Friday, April 23, 2010
Audrey Niffenegger's innovative debut, The Time Traveler's Wife, is the story of Clare, a beautiful art student, and Henry, an adventuresome librarian, who have known each other since Clare was six and Henry was thirty-six, and were married when Clare was twenty-three and Henry thirty-one. Impossible but true, because Henry finds himself periodically displaced in time, pulled to moments of emotional gravity from his life, past and future. His disappearances are spontaneous, his experiences unpredictable, alternately harrowing and amusing.
The Time Traveler’s Wife depicts the effects of time travel on Henry and Clare's marriage and their passionate love for each other, as the story unfolds from both points of view. Clare and Henry attempt to live normal lives, pursuing familiar goals — steady jobs, good friends, children of their own. All of this is threatened by something they can neither prevent nor control, making their story intensely moving and entirely unforgettable.
I had really high hopes for this book after hearing some of the awesome reviews people had given it. So, maybe it's my fault for placing it on such a high pedestal. I really should learn to stop doing that.
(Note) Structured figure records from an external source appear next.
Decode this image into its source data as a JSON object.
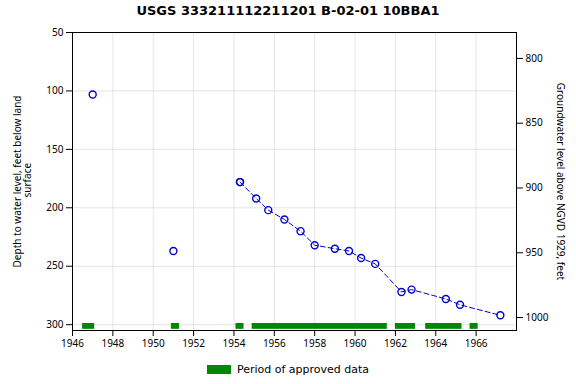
{
  "chart_data": {
    "type": "line",
    "title": "USGS 333211112211201 B-02-01 10BBA1",
    "ylabel": "Depth to water level, feet below land\n surface",
    "y2label": "Groundwater level above NGVD 1929, feet",
    "xlim": [
      1946,
      1968
    ],
    "xticks": [
      1946,
      1948,
      1950,
      1952,
      1954,
      1956,
      1958,
      1960,
      1962,
      1964,
      1966
    ],
    "ylim": [
      305,
      50
    ],
    "yticks": [
      50,
      100,
      150,
      200,
      250,
      300
    ],
    "y2lim": [
      1010,
      780
    ],
    "y2ticks": [
      800,
      850,
      900,
      950,
      1000
    ],
    "grid": true,
    "legend": "bottom",
    "series": [
      {
        "type": "scatter",
        "marker": "circle",
        "color": "#0000cc",
        "x": [
          1947.0,
          1951.0,
          1954.3
        ],
        "values": [
          103,
          237,
          178
        ]
      },
      {
        "type": "line",
        "marker": "circle",
        "line_style": "dashed",
        "color": "#0000cc",
        "x": [
          1954.3,
          1955.1,
          1955.7,
          1956.5,
          1957.3,
          1958.0,
          1959.0,
          1959.7,
          1960.3,
          1961.0,
          1962.3,
          1962.8,
          1964.5,
          1965.2,
          1967.2
        ],
        "values": [
          178,
          192,
          202,
          210,
          220,
          232,
          235,
          237,
          243,
          248,
          272,
          270,
          278,
          283,
          292
        ]
      }
    ],
    "approved_periods": {
      "name": "Period of approved data",
      "color": "#008800",
      "x": [
        [
          1946.5,
          1947.1
        ],
        [
          1950.9,
          1951.3
        ],
        [
          1954.1,
          1954.5
        ],
        [
          1954.9,
          1961.6
        ],
        [
          1962.0,
          1963.0
        ],
        [
          1963.5,
          1965.3
        ],
        [
          1965.7,
          1966.1
        ]
      ],
      "y": [
        299,
        304
      ]
    }
  }
}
Not to say I was completely disappointed with this book, but it wasn't what I thought it would be. I think the layout of the story was really confusing and disorganized at times, I had to frequently check back for dates and just trying to keep everything straight was sometimes difficult. And I didn't really like that it was in present tense. It read less like a story, and more like a diary at times.
I also didn't like how Niffenegger would introduce a character, and then we wouldn't hear about them for one hundred plus pages. I think some of them were just tools for her to develop the character. Like, there was really no point to Ingrid or Celia in the story (although I thought Ingrid was one of the more interesting characters. I wanted to know more about hers and Henry's relationship). I also think that alternating POVs, while I can understand why Niffenegger did that, I do think it delayed developing the characters big time. I didn't really start caring about the two main characters until more than two hundred pages in. They just seemed like characters I'd seen before. The girl who is always waiting on a guy, and the guy who is crazily fucked up who gets "saved" by this girl.
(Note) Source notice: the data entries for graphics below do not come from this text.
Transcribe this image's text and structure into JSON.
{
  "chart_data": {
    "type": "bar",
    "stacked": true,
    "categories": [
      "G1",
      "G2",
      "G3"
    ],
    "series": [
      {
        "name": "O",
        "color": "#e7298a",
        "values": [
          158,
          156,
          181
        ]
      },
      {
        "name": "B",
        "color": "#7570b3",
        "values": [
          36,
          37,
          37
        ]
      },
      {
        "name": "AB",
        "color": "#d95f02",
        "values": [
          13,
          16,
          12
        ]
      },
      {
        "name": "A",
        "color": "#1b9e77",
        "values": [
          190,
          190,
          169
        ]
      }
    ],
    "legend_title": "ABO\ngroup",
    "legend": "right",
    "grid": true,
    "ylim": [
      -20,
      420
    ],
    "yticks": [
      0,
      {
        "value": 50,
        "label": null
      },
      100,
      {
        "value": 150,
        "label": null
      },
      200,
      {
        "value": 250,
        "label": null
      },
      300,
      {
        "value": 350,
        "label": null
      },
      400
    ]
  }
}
The plot was also lacking a little. It wasn't strong. This was definitely a character driven story, not a plot driven story. I think after a while it was just a story about how these two people cannot seem to overcome all these horrible things being thrown at them. And, really, a lot of horrible things happened to them. At one point in the story, I wondered if Niffenegger hated her own characters for everything she put them through.
That said, Niffenegger knows how to write. Her prose was really well done. Details were spot on. She had very clear concise pictures. So that was definitely well done. At times, the writing was a little cheesy, like the note Henry wrote to Clare at the end of the novel. That was just unrealistic to me. Here's this guy, librarian or not, who drinks and is quite fond of drugs and punk music, the tone of the note just seemed completely out of character. The note was more unrealistically written than him time traveling.
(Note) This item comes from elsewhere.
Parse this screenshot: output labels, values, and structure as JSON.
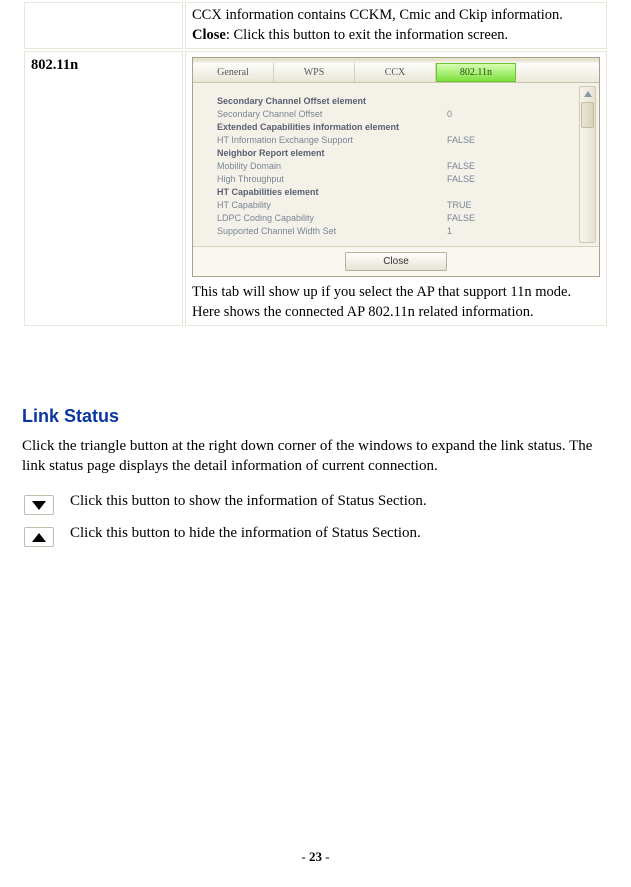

In all, this isn't a sweeping romantic tale. At least not in my opinion. It was a well written novel, with sort of developed characters that had somewhat shaky motives for the things they did, and an interesting premise. Worth a read, but I'd recommend you borrow it from the library before buying it.
Overall rating: 6/10
Sunday, April 11, 2010
With a series of sketches, the novel lovingly describes the "adventures" of middle-aged ladies in the quiet country village of Cranford in the 1830's. Despite their poverty, residents of the village are kind, decent, and thoroughly proper.
I had to read Cranford for a class I'm taking. It was a pretty pleasant read. It's slow and hard to get into at first, but about halfway through the novel the overall quaintness of the town and its inhabitants kept me interested. Miss Matty was just a sweetheart, and I liked the main character (though I didn't like how you don't learn her name until the end of the book). The novel is written almost as a series of short stories about the town, instead of a continuing plot. There are continuing themes throughout the novel, but each chapter is, essentially, its own story. I liked that. I think that was partly due to the fact that Cranford was a serial publication.
If you're interested in British literature, I would definitely recommend Cranford. It contrasts with a lot of the ideas in society at the time, but reflects some also. And the atmosphere of the small town works to the novel's advantage.
In all, I didn't hate the novel, but I don't know if I'll ever reread it. It's pleasant enough for one read through.